Either way, the same mix of electricity generated by a variety of sources will continue to provide power to the campus. Generally speaking, according to the U.S. Department of Energy, coal generates approximately half the electricity used in the nation, followed in descending order by nuclear, natural gas, hydropower, oil and renewables.
The grid doesn’t store energy, so the total number of watts being fed into the system at any given time equals the total number of watts available for use. Because of the variable nature of the wind supply, the amount of wind energy fed into the grid at any given time is limited to approximately 15 percent in order to maintain grid stability.
“When the electricity is generated by a coal-powered plant, which is the typical way, the electricity goes into the grid and then goes into our homes, where we use the energy,” Boulton explained. “When a wind turbine or solar panel generates the electricity, the electricity goes into the grid and into our homes the same way.”
There is, however, at least one significant difference between electricity generated from traditional and renewable sources: For every megawatt hour generated from a renewable source, a renewable energy credit is also generated. “It levels the playing field,” Boulton said of the renewable energy credit concept. “A lot of governmental subsidies go to coal and oil. In order to transition to renewable energy generation, there’s a premium that we pay.”
That premium, she continued, “allows us to support the renewable electricity, even though it’s not in our back yard. By allowing us to purchase RECs in the same quantity as our electrical consumption guarantees that the energy we use is being added to the power grid from a renewable energy facility — and therefore supports the further development of these facilities.”
They’re paying a premium, Boulton said, “but because sustainability is important to us, it’s worth it to spend a little bit more to buy renewable electricity.” Once the current caps come off rates charged by Penelec at the beginning of the year, she added, the relatively lower rates they’ll be paying Constellation are expected to make the dollar amount of the premium insignificant.

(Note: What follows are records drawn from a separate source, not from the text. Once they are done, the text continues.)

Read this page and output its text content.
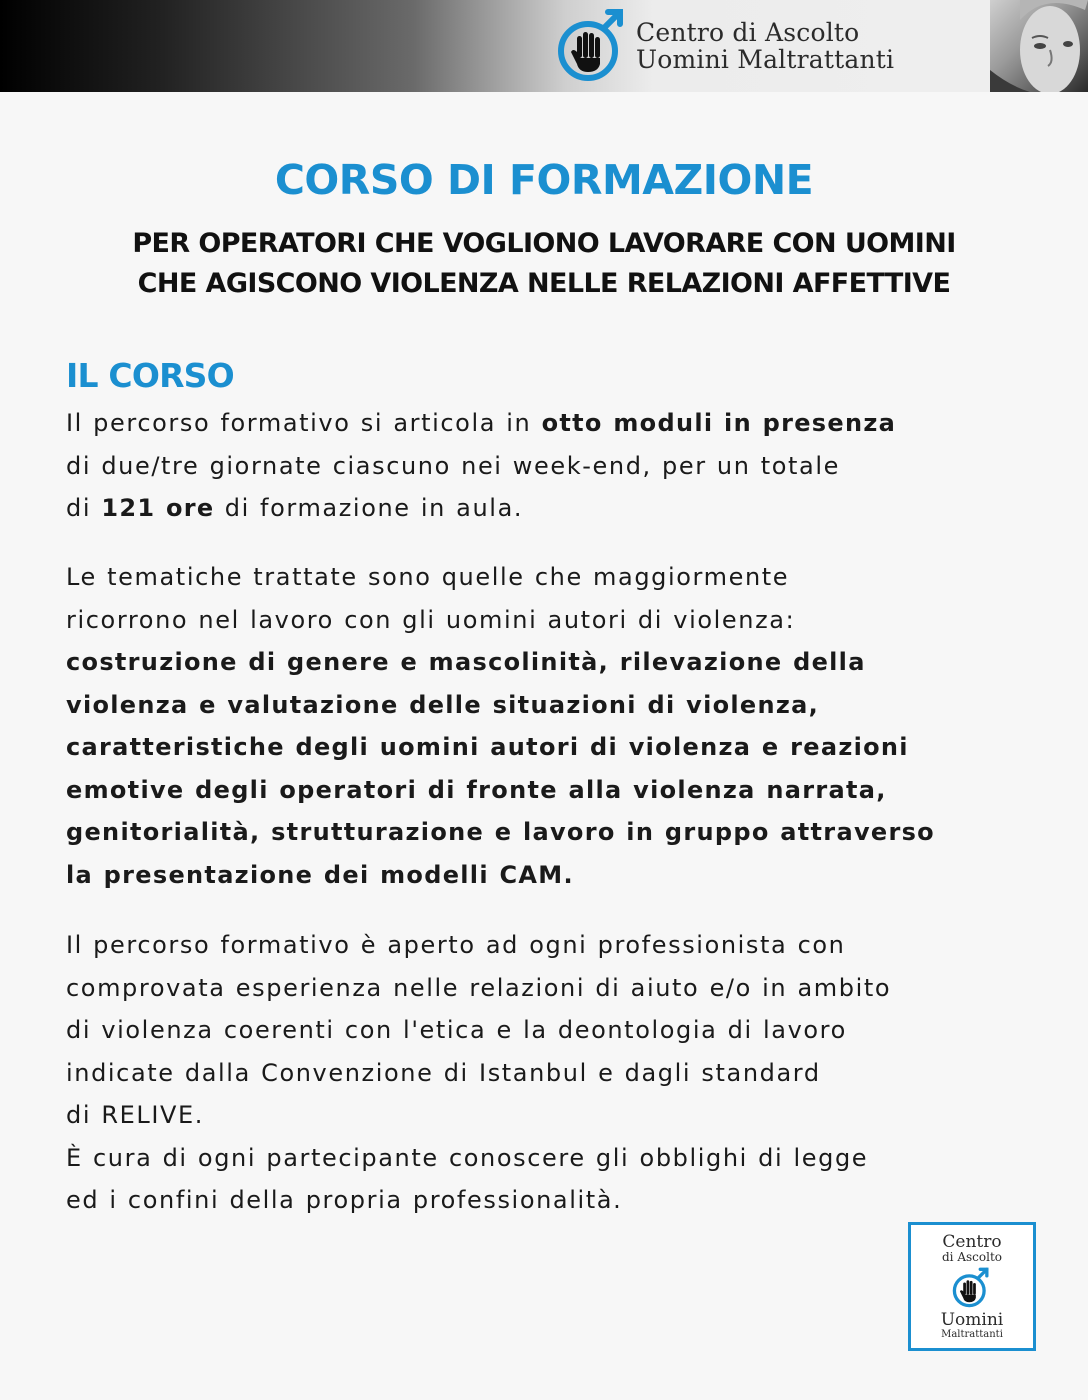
Centro di Ascolto
Uomini Maltrattanti
CORSO DI FORMAZIONE
PER OPERATORI CHE VOGLIONO LAVORARE CON UOMINI
CHE AGISCONO VIOLENZA NELLE RELAZIONI AFFETTIVE
IL CORSO
Il percorso formativo si articola in otto moduli in presenza
di due/tre giornate ciascuno nei week-end, per un totale
di 121 ore di formazione in aula.
Le tematiche trattate sono quelle che maggiormente
ricorrono nel lavoro con gli uomini autori di violenza:
costruzione di genere e mascolinità, rilevazione della
violenza e valutazione delle situazioni di violenza,
caratteristiche degli uomini autori di violenza e reazioni
emotive degli operatori di fronte alla violenza narrata,
genitorialità, strutturazione e lavoro in gruppo attraverso
la presentazione dei modelli CAM.
Il percorso formativo è aperto ad ogni professionista con
comprovata esperienza nelle relazioni di aiuto e/o in ambito
di violenza coerenti con l'etica e la deontologia di lavoro
indicate dalla Convenzione di Istanbul e dagli standard
di RELIVE.
È cura di ogni partecipante conoscere gli obblighi di legge
ed i confini della propria professionalità.
Centro
di Ascolto
Uomini
Maltrattanti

The credits are known as Green-e certified, which means that it has been independently verified that the power has been generated in accordance with consumer-protection and environmental-integrity standards for carbon offsets sold in the voluntary market.
“Our agreement to purchase Green-e certified wind energy for all of our power takes us halfway toward fulfilling the promise we made when we signed the President’s Climate Commitment in 2007,” said David McInally, Allegheny executive vice president and treasurer. “It represents a major step forward for Allegheny and supports our educational mission, operational efficiency and the college’s new 10-year strategic plan.”
In addition to the commitment to support wind energy, the college plans to institute a variety of energy-saving plans during 2011.
Inspired by the success of the winterization of Ford Chapel, which cut approximately 20 percent from the building’s fuel bill, plans call for the roof of Montgomery Gymnasium to be insulated.
Two solar panels are scheduled to be installed on Carr Hall, the future home of the Richard J. Cook Center for Environmental Science. Carlyn Johnson, a senior with a double major in physics and environmental science, has brokered a deal with UGI Performance Solutions to trade energy-audit work performed by environmental science students for the solar panel systems.
Lighting system upgrades are planned for the Campus Center and Pelletier Library.
A variety of building envelope improvements to the 454 House, Carnegie Hall and the Odd Fellows Building are expected to be completed.